Mental Illness: Signs and Symptoms

Mental illness refers to a vast assortment of mental health ailments — disorders that affect your mood, thinking, and behavior. Cases of mental disorder include depression, stress ailments, schizophrenia, eating disorders and addictive behaviors. A lot of people have psychological health concerns from time to time.

Everyone feels worried or anxious or down from time to time. But relatively few people develop a mental illness. What’s the difference? Mental illness is a mental health condition that gets in the way of thinking, relating to others, and day-to-day function.

Dozens of mental illnesses have been identified and defined. They include depression, generalized anxiety disorder, bipolar disorder, obsessive-compulsive disorder, post-traumatic stress disorder, schizophrenia, and many more.

Mental illness is an equal opportunity issue. It affects young and old, male and female, and individuals of every race, ethnic background, education level, and income level. The good news is that it can often be treated.

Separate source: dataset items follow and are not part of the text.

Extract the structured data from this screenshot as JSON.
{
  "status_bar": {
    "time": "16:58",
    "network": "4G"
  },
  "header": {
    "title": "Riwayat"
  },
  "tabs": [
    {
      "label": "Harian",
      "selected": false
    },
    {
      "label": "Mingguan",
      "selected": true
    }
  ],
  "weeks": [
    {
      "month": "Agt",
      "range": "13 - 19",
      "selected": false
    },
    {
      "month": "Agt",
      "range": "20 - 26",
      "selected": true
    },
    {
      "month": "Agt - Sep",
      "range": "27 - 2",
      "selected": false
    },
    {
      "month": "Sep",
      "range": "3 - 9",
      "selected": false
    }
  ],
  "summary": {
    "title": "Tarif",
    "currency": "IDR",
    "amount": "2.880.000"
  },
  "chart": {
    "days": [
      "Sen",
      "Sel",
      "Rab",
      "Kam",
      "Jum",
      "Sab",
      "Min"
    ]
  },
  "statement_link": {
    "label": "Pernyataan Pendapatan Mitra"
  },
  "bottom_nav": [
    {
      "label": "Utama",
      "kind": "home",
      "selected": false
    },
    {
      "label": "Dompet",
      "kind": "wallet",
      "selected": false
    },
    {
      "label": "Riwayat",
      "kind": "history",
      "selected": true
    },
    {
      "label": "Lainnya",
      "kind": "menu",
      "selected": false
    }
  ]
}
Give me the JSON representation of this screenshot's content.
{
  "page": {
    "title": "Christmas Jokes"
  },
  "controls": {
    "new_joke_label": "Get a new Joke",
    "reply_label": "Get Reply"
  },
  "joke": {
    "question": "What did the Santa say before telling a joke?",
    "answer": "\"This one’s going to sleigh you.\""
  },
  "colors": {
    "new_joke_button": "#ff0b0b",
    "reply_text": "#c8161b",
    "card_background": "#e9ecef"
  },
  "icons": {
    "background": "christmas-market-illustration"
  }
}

What are the Common Signs and Symptoms of Mental Illness?

Signs and symptoms of mental illness depend in part on the illness. Common symptoms include:

• feeling down for a while
• extreme swings in mood
• withdrawing from family, friends, or activities
• low energy or problems sleeping
• often feeling angry, hostile, or violent
• feeling paranoid, hearing voices, or having hallucinations
• often thinking about death or suicide.
• In some people, symptoms of mental illness first appear as physical problems such as stomach aches, back pain, or insomnia.

Individuals with a mental illness can often ease their symptoms and feel better by talking with a therapist and following a treatment plan that may or may not include medication.

Types of Mental Illness

There are nearly 300 mental disorders listed in the DSM-5 (Diagnostic and Statistical Manual of Mental Disorders). This is a handbook used by health professionals to help identify and diagnose mental illness.

Some of the main groups of mental disorders are:

  • mood disorders (such as depression or bipolar disorder)
  • anxiety disorders
  • personality disorders
  • psychotic disorders (such as schizophrenia)
  • eating disorders
  • trauma-related disorders (such as post-traumatic stress disorder)
  • substance abuse disorders

The diagnosis of mental illness can be controversial. There have been many debates in the medical community about what is and isn’t a mental illness. The definition can be influenced by our society and culture, but most mental illnesses occur across all countries and cultures. This suggests that they are not just constructed by social norms and expectations, but have a biological and psychological basis too.